Not many kids today could quote you a line or name you a character from other classic movies from the 1930's and 40's, but they know all the black and white baddies made famous by Universal Studios.
Take those kids and fast forward 40 years and you've got someone Terry Beatty, part of a club called the Universal Monster's Army. His basement contains a prized collection of monster memorabilia.
"My wife has pretty much made it clear that she's trying to confine me and my obsession to this one room," he says.
Hand painted models, card games, vintage magazines, life-sized figures and even a Creature from the Black Lagoon pinball machine fill this tiny space. It's all owned by another Terry - Terry Ingram. He started the Universal Monsters Army a few years back as a website for horror heads. His obsession runs deep, much to the chagrin of his wife.
"She's not with it man, she's not with it," he says." She says, 'it takes up too much of your time! If I am talking to you about anything that isn't Wolfman or Frankenstein your eyes just gloss over and you fall asleep.'"
When Beatty and Ingram were growing up, the late night creature feature was king. And the Universal Monsters were the best of the beasts. They were like the rat pack of horror. They had a ton of movies. They had sequels to those movies. They were in cartoons, comics and they were all over merchandise.
But for Ingram, these monsters were about more than just thrills and chills.
"I think what keeps these films timeless is that they are kind of like fairy tales," he says. "With Frankenstein, you know there is this fear of rejection. And I think we all share that fear inside of us. Wolfman is just the savage beast ravaging. It's all these kind of themes of misfits."
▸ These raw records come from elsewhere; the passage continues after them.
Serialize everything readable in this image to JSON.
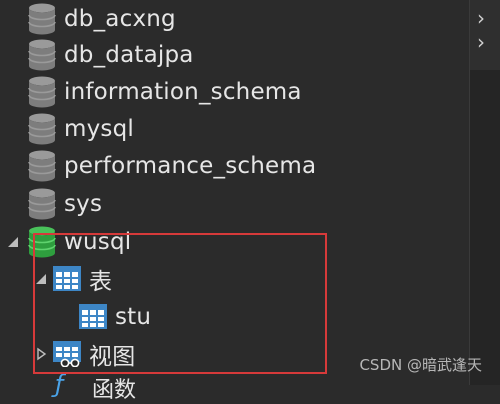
{
  "databases": [
    {
      "label": "db_acxng",
      "active": false
    },
    {
      "label": "db_datajpa",
      "active": false
    },
    {
      "label": "information_schema",
      "active": false
    },
    {
      "label": "mysql",
      "active": false
    },
    {
      "label": "performance_schema",
      "active": false
    },
    {
      "label": "sys",
      "active": false
    },
    {
      "label": "wusql",
      "active": true
    }
  ],
  "wusql_children": {
    "tables_label": "表",
    "table_item": "stu",
    "views_label": "视图",
    "functions_label": "函数"
  },
  "watermark": "CSDN @暗武逢天",
  "colors": {
    "inactive_db": "#8a8a8a",
    "active_db": "#2e9e3e",
    "table_blue": "#3d86c6",
    "highlight_red": "#d63a3a"
  }
}
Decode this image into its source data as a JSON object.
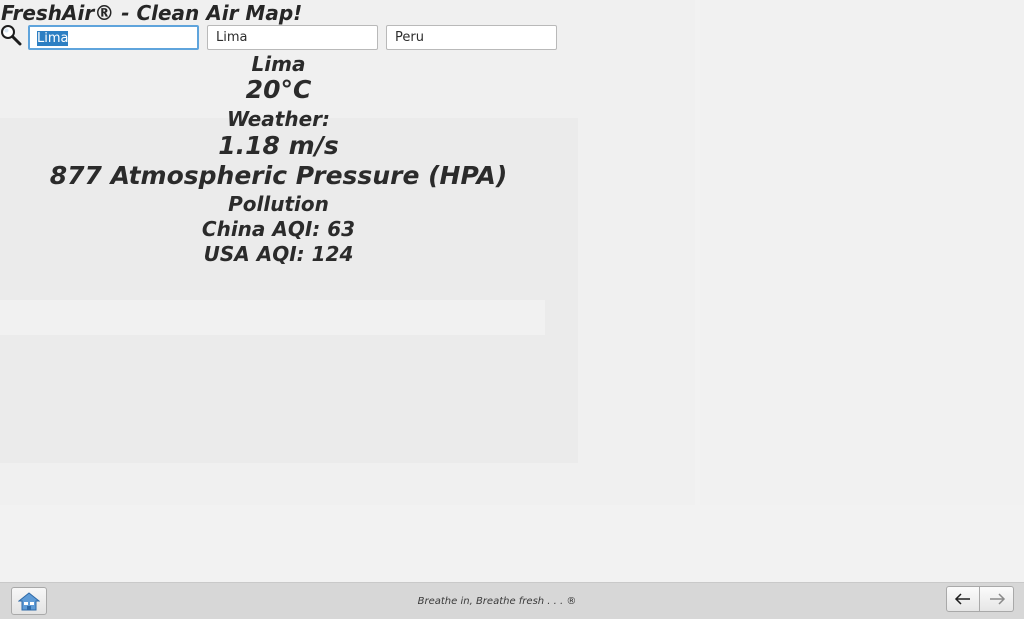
{
  "app": {
    "title": "FreshAir® - Clean Air Map!"
  },
  "search": {
    "icon": "search-icon",
    "query_selected": "Lima",
    "city_value": "Lima",
    "country_value": "Peru"
  },
  "info": {
    "city": "Lima",
    "temperature": "20°C",
    "weather_label": "Weather:",
    "wind_speed": "1.18 m/s",
    "pressure": "877 Atmospheric Pressure (HPA)",
    "pollution_label": "Pollution",
    "china_aqi": "China AQI: 63",
    "usa_aqi": "USA AQI: 124"
  },
  "footer": {
    "home_icon": "home-icon",
    "tagline": "Breathe in, Breathe fresh . . . ®",
    "back_icon": "arrow-left-icon",
    "forward_icon": "arrow-right-icon"
  },
  "colors": {
    "selection": "#2d7fc3",
    "focus_border": "#5fa4dc",
    "footer_bg": "#d7d7d7",
    "home_icon": "#3b7fc4"
  }
}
Aviva Briefel, who teaches horror at Bowdoin College, says the Universal characters stood out because deep down they were human and vulnerable.
"They are terrifying, but they are also sympathetic," she says.
Take Frankenstein. He just was just a lonely guy with poor social skills. He tried to make a friend but ended up being chased down by an angry mob who didn't understand him. Who hasn't had a day like that?
In a way these monsters are like us, and Aviva says that makes them especially creepy.
"It's really uncomfortable for an audience member to not be able to just push the monsters away and just think of that monster as utterly different," she says. "But instead to have to recognize that the monster reflects them in some way."
Today's horror movies harp on a different theme. They are about things like torture and senseless gut churning violence. But that doesn't mean monsters have left pop culture - think "Twilight" or "Buffy the Vampire Slayer."
Aviva says nowadays were just as likely to fall in love with a monster as we are to fear them.
"We've some how have learned to tame them by embracing them," she says. "We are very willing to recognize ourselves in these monsters, perhaps because they present such innocent images of humanity."
Back in the basement though, Terry Ingram says for him today's horror films don't measure up.
"I am not into it at all," he says. "I'm sorry, I'm old school all they way. It just lacks, I think, the magic that the old black and white films had."